21 Jul, 2014
National health authorities, WHO and partners are working around the clock to contain the Ebola outbreak affecting Sierra Leone’s eastern districts of Kailahun and Kenema.
Kailahun is situated close to the border with Guinea and specifically the Gueckedou region where the outbreak was first declared in March this year. The first confirmed Ebola cases in Kailahun were reported on 25 May.
As of 17 July 2014, the total number of cases attributed to Ebola virus disease (EVD) in Sierra Leone, was 442 cases including 206 deaths.
“Since my arrival 12 days ago we buried more than 50 bodies in 2 makeshift graveyards close to Ebola treatment centre” says Jose Rovira, a logistics expert working with the WHO who trained 20 volunteers from the National Red Cross and Ministry of Health in safe burials of deceased Ebola patients in Kailahun district “and this number does not include burial of people who died in their homes. We receive daily alerts on suspected community deaths.”
Finding and treating all Ebola patients and then tracing and observing the close contacts of those people over a period of 21 days to ensure they have not been infected is a key to halt the chain of transmission.
“We are running behind Ebola. We came too late when villages already had dozen of cases and right now we don’t know where all chains of transmission are taking place” says Anja Wolz, emergency coordinator with Médecins Sans Frontières (MSF) running the Ebola treatment centre in Kailahun. “Since we set up the centre 4 weeks ago, we had over 90 confirmed cases but I think it is the tip of the iceberg.”

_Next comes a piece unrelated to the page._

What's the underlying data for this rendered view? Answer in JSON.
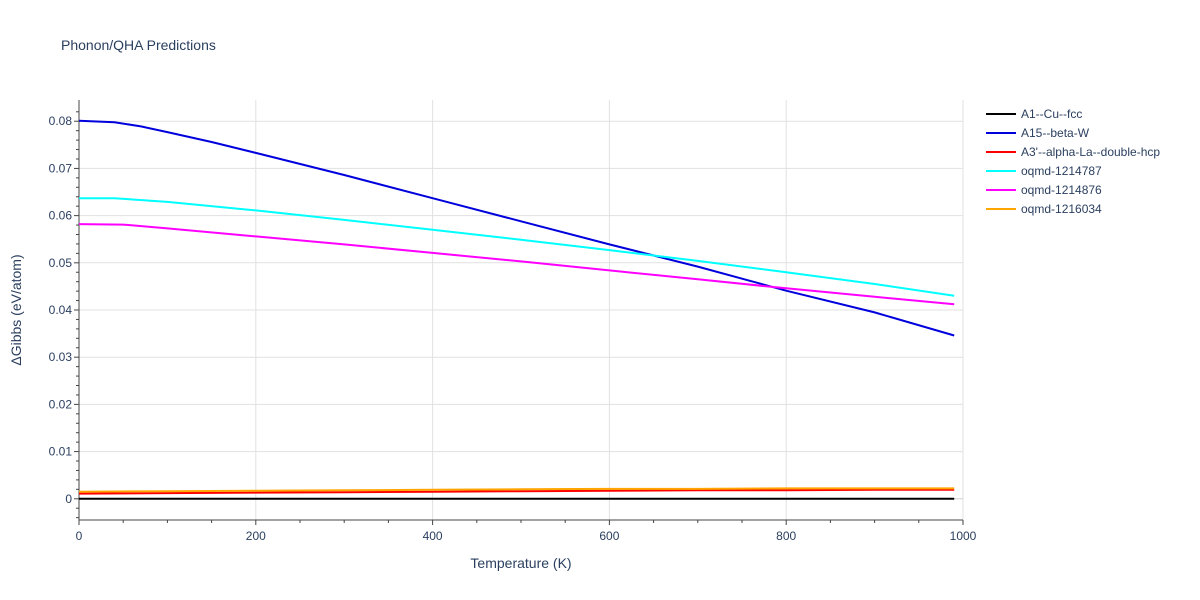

The transmission chain moved then south to the larger city of Kenema. The district hospital turned two wards into a treatment centre with WHO providing clinicians and technical assistance. Eight nurses working in the Ebola ward were infected, depleting an already thin health workforce.
“We have a limited capacity and our health workers are not well prepared” says Dr. Brima Kargbo, Sierra Leone Chief Medical Officer currently overseeing the response in Kenema. “The external assistance is very much appreciated.”
Maximizing limited resources
In both cities, the response is organized through committees working on different aspects and chaired by national health authorities: case management and infection control, surveillance and social mobilization, psychosocial support, and logistics.
“To succeed in actively finding the sick people, community participation is vital.” explains Dr. Zabulon Yoti, WHO team leader and emergency coordinator in Kailahun. “With financial support from partners, we recruited, trained and equipped 20 volunteers with mobile phones in each of the 14 chiefdoms. Some 300 volunteers are charged with contact tracing and alerting the Ministry of Health on any suspect cases or deaths. The programme is producing results and funding is available for the next 3 months.”
WHO helped with the deployment of Public Health Canada mobile laboratory in Kailahun; while in Kenema the testing is done in the existing Lassa fever research centre. Activities on social mobilization are also ongoing, but fear and anxiety persist especially in rural areas. Activities involving the traditional and religious leaders in the Kailahun district has already resulted into greater acceptance of the health interventions by the community.
Early admission of cases in the case management centres for supportive care improves chances of survival. There have more than 50 Ebola infected patients who have so far been discharged and sent home following successful management at the Kenema treatment centre.
Robust response urgently needed
The vast geographical spread of the outbreak requires an enormous and robust response capacity and structures. However, as this is the first major EVD outbreak in West Africa, affected countries have to scale up their epidemic preparedness and response systems.
In Sierra Leone, there is a unanimous opinion among all those involved that without more resources the fight against Ebola may prove to be too difficult. “We need to step up the response and we need to do it fast” says Dr. Yoti, “we need more experts on the ground, more funding and more logistical support.”
There are a lot of volunteers from the community ready to take part in response but often there is a lack of experienced people to supervise operations.
“We are facing a very serious outbreak and we need more personnel and logistics” concludes Dr. Kargbo.